Turks skeptical about home sales to foreigners

Turks skeptical about home sales to foreigners

Gülistan Alagöz ISTANBUL - Hürriyet
Turks skeptical about home sales to foreigners

Many foreigners, especially rich from Arab and Gulf states, have been demonstrating an interest in buying property in Turkey, especially in Istanbul. DAILY NEWS photo, Emrah GÜREL

A majority of Turkish people are not comfortable with house sales to foreigners, a trend that has pushed many construction firms to limit their sales to foreigners, a recent study has shown. 

Some 65.1 percent of Turkish people are against house sales to foreigners, a study by the Association of Real Estate Investment Companies (GYODER) showed in a survey conducted with over 5,000 people. Only 27 percent of the participants said they had no problem with foreigners purchasing houses in Turkey. 

After a reciprocity law came into effect, allowing foreigners to buy dwellings in Turkey, many Turkish construction firms started to participate in sector fairs abroad, especially in Arab countries, to find new customers. A majority of the firms have since succeeded in selling houses abroad. 

Because of a lack of support for house sales to foreigners, however, some construction firms have begun limiting their sales to non-Turks out of fear of losing domestic customers. 

The head of the Housing Developers and Investors Association (KONUTDER), Ömer Faruk Çelik, said many Turks were “unfortunately” not ready to live with foreigners in the same neighborhood. 

“In my former company, we used to put a 5 percent limit on house sales to foreigners so as not to bother our Turkish customers,” he said. 

Süleyman Çetinsaya, chairman of Artaş, also said they put a 10 percent limit on house sales to foreigners because Turks bought fewer houses the more foreigners purchased dwellings in the same development.

But other firms said they found such thoughts irrational, noting that sales to foreigners must be encouraged. 

“The share of foreigners in the total housing sales has increased to up to 15 percent from 3 percent. Turkey must learn to live with people from other nationalities,” said the chairman of Dumankaya Construction, Uğur Dumankaya.
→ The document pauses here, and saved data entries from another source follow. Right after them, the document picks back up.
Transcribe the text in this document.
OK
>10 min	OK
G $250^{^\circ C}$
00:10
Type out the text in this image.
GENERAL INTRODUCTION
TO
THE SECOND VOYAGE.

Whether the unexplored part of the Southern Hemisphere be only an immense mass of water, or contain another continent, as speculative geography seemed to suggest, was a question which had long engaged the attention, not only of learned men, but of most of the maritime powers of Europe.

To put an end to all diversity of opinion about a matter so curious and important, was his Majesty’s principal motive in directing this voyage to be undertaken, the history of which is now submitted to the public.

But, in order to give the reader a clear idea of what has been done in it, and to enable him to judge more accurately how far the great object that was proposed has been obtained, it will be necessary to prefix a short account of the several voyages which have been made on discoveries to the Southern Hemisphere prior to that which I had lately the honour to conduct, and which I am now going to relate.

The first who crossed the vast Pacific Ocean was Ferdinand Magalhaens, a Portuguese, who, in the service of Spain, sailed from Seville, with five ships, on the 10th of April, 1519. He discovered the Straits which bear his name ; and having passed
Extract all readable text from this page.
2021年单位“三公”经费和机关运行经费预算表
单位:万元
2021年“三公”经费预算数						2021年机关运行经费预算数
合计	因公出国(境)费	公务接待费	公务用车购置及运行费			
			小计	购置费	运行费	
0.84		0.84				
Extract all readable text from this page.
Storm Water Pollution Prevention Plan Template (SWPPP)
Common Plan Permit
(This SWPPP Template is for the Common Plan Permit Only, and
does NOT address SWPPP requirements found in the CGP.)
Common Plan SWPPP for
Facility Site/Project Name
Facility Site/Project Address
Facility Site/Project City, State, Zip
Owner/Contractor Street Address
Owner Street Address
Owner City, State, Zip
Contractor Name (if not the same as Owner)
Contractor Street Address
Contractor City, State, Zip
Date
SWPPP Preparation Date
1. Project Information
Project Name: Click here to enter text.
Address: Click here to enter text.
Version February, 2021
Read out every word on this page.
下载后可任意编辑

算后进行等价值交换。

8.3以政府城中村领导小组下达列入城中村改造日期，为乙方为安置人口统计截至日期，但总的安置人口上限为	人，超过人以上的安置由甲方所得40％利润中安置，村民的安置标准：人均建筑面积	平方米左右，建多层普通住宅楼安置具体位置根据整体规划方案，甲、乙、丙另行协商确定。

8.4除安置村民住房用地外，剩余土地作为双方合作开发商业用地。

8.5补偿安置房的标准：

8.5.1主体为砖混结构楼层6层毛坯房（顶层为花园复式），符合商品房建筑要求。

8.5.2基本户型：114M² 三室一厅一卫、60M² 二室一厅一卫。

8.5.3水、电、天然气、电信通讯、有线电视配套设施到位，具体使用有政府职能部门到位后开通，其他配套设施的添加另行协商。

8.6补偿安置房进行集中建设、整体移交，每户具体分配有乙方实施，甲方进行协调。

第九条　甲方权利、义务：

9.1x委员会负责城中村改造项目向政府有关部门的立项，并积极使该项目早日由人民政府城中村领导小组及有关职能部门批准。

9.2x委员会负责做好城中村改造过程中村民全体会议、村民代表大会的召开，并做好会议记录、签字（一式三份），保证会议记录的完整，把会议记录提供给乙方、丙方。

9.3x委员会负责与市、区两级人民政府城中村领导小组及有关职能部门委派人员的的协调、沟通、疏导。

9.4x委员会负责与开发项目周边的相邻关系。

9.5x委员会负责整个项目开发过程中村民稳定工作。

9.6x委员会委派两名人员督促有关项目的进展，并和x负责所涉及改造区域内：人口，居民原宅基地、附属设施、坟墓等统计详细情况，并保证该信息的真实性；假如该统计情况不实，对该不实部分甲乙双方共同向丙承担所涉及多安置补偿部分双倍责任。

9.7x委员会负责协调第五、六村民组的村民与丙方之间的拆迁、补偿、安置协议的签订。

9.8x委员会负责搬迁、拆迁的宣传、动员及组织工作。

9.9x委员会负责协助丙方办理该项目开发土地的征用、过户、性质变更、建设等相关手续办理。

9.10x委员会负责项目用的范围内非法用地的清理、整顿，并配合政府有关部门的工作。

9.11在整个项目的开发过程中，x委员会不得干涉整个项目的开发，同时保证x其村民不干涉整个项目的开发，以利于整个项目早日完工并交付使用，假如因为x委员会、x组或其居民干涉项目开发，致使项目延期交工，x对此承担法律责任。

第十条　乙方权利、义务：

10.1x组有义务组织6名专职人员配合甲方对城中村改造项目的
GYODER’s head and the chairman of the Torunlar House Development Company, Aziz Torun, also said all should encourage home sales to foreigners and develop projects to meet their needs.

“Some people unfortunately see house sale to foreigners as if construction firms had been selling a piece of soil from the homeland. Such thoughts have no benefit,” he said. 

Ali Ağaoğlu, owner of Ağaoğlu Group, which has made around $800 million in house sales to foreigners, said Turkish buyers of Ağaoğlu houses had not complained about foreigners. 

“Foreign people do not create any trouble, but make our neighborhoods more colorful,” he said.